La qualité du football belge est décevante mais il y a pire. Une campagne ("Ne faites pas le singe") de sensibilisation aux dégâts causés par le racisme dans les stades est en cours.

Or, depuis son lancement, les incidents se sont multipliés. Ebouh Sillah, du Brussels, a été insulté à Roulers, le 11 novembre; Patrick Ogunsoto (Westerlo) a été, dit-il, la cible d'injures de la part de Stefan Leleu (Zulte) et vendredi, Mohamed Sarr, l'arrière du Standard, a été pris à partie au Germinal Beerschot.

Faudra-t-il un drame comme celui qui s'est joué à Paris (un fan du PSG tué par un policier en civil) pour qu'enfin, les choses changent ? En tout cas, le ministre de l'Intérieur, Patrick Dewael (VLD), a montré les dents.

Selon "De Morgen", il exige que l'Union belge de football applique désormais strictement l'article 55 du règlement de la Fifa qui prévoit de lourdes sanctions contre les clubs laissant entrer dans leurs stades des spectateurs xénophobes. Ces sanctions vont de l'amende à l'obligation de jouer à huis clos en passant par le retrait de points.

"Si les mesures de sensibilisation ne suffisent pas, alors nous devrons passer à la phase de répression", a déclaré M. Dewael. "Et chacun devra prendre ses responsabilités, à commencer par l'Union belge."

Celle-ci participe depuis de nombreuses années, en collaboration notamment avec le Centre pour l'égalité des chances ou la Fondation roi Baudouin, à des campagnes antiracistes ou à des programmes de formation auprès des jeunes footballeurs.
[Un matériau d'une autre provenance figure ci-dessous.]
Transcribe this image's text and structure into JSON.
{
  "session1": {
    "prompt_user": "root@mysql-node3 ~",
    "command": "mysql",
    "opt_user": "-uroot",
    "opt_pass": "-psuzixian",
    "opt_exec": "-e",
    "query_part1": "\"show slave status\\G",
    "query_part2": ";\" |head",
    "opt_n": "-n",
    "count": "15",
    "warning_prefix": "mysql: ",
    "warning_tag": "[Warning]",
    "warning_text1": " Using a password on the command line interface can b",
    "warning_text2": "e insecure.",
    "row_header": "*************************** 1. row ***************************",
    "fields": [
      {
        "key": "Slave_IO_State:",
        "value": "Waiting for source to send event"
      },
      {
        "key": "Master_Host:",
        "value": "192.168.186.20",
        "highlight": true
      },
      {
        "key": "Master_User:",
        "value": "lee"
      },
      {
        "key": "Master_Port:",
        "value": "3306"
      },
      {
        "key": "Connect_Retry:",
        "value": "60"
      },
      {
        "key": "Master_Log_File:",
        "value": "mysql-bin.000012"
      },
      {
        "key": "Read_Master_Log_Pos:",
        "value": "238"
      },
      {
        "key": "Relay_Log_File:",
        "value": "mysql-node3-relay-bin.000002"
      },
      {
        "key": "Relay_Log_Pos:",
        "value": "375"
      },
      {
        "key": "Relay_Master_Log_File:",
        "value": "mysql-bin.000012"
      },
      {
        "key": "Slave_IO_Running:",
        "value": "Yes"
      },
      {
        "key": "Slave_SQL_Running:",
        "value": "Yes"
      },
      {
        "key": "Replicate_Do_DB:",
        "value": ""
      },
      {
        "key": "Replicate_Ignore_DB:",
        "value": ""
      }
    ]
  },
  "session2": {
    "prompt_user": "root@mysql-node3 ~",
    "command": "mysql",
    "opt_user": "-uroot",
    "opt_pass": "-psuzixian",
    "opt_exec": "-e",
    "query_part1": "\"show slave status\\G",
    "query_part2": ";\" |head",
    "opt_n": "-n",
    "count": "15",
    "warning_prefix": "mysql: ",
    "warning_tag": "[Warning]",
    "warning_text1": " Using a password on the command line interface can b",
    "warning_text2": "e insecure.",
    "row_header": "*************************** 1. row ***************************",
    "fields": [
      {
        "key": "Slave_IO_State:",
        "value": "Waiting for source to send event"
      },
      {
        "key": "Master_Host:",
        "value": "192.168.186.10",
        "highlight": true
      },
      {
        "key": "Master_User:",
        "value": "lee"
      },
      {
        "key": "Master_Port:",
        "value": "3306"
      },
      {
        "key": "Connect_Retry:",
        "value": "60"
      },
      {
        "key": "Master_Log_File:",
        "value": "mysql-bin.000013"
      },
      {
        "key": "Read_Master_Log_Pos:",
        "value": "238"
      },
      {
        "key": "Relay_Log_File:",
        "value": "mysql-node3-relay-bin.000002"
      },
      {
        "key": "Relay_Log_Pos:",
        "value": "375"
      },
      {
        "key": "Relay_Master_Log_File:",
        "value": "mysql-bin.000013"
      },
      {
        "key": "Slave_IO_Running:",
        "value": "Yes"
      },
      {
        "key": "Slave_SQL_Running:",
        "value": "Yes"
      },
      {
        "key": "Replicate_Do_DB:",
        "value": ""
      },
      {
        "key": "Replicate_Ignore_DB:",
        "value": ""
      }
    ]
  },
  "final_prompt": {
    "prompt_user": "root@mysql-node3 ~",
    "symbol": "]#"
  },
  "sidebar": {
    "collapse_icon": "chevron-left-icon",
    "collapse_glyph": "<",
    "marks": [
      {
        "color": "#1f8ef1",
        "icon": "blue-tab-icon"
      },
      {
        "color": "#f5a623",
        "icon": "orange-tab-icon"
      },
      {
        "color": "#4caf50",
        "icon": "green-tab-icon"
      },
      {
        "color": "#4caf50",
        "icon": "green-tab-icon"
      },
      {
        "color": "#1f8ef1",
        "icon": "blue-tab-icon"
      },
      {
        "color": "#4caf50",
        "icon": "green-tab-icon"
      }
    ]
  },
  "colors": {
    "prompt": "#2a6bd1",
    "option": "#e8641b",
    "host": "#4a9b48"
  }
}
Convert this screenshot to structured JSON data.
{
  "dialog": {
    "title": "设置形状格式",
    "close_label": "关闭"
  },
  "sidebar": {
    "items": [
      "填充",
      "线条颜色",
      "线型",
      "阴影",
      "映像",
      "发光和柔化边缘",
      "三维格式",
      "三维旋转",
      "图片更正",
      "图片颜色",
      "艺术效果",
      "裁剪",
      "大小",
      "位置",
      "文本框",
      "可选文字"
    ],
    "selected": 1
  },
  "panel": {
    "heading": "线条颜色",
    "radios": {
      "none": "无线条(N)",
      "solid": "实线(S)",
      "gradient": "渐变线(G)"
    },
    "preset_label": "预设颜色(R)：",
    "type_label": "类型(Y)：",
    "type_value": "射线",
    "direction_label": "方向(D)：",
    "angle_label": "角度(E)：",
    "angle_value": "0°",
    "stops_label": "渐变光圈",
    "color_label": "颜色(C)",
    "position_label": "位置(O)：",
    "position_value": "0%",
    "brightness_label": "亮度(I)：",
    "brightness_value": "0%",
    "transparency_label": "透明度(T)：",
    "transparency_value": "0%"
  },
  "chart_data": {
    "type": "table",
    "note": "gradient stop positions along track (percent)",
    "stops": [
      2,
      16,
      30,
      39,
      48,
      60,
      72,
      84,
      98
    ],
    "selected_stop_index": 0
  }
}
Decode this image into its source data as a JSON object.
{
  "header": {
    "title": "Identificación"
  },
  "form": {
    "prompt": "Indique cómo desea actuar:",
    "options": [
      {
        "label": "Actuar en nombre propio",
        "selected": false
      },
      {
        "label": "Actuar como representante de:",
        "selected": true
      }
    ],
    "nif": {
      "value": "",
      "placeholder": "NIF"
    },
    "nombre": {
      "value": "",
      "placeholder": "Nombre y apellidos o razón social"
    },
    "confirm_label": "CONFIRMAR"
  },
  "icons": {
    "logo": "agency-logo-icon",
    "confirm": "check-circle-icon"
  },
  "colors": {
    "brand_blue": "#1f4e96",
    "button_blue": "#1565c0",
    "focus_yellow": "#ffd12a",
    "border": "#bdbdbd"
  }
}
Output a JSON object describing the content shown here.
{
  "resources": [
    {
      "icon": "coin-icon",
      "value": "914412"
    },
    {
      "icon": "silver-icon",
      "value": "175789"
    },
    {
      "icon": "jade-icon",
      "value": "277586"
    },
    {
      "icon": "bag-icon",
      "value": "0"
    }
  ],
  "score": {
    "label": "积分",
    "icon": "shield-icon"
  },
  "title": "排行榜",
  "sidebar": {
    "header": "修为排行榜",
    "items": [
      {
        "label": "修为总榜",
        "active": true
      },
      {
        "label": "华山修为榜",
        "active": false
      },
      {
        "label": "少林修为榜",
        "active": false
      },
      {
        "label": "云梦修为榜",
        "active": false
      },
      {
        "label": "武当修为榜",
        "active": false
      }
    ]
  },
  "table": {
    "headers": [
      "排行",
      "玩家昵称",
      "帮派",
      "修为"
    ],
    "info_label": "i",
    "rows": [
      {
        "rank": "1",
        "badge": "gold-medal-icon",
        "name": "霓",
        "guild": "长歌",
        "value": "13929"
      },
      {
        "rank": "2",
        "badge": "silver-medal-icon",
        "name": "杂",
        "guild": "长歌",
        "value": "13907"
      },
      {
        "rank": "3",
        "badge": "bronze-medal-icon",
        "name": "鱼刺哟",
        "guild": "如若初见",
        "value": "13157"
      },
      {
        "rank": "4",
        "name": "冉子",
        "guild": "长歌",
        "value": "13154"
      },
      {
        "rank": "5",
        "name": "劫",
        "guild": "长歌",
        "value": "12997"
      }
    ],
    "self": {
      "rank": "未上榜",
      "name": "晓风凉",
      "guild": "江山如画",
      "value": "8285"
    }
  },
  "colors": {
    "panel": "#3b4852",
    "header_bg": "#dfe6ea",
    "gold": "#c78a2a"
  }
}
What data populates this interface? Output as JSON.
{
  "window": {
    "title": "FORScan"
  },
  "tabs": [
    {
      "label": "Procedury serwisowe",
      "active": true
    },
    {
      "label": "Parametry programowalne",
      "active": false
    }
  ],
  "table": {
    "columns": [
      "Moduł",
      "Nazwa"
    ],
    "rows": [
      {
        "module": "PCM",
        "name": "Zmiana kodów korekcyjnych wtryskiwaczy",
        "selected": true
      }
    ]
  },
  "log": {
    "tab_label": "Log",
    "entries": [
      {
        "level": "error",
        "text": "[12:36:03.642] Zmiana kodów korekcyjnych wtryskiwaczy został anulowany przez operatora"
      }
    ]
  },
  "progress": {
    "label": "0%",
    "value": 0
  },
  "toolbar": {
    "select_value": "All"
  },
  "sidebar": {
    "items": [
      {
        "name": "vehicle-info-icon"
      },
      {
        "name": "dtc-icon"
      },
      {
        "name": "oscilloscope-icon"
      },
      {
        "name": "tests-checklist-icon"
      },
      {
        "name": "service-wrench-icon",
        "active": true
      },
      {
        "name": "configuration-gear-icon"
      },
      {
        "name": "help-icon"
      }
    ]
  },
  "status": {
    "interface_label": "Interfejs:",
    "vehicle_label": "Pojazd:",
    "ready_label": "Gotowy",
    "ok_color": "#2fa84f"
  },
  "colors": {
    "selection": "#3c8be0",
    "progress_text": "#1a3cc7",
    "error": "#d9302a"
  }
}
Mais elle a attendu juin 2006 pour intégrer dans ses statuts l'article 55 du règlement de la Fifa et ne semble pas particulièrement pressée de faire appliquer les moyens de pression dont elle dispose déjà depuis plus longtemps.

Ainsi, les arbitres ont-ils la possibilité d'arrêter une rencontre s'ils sont les témoins de comportements racistes. Seul Marcel Javeau a usé de ce droit après qu'un joueur eut... insulté sa maman.

Du côté du Centre pour l'égalité des chances, on indique que depuis dix ans, le nombre de plaintes provenant des milieux sportifs (parents de jeunes joueurs, spectateurs, arbitres, clubs) tourne autour des 150, en augmentation ces deux dernières années ("mais peut-être parce que les gens connaissent mieux leurs droits").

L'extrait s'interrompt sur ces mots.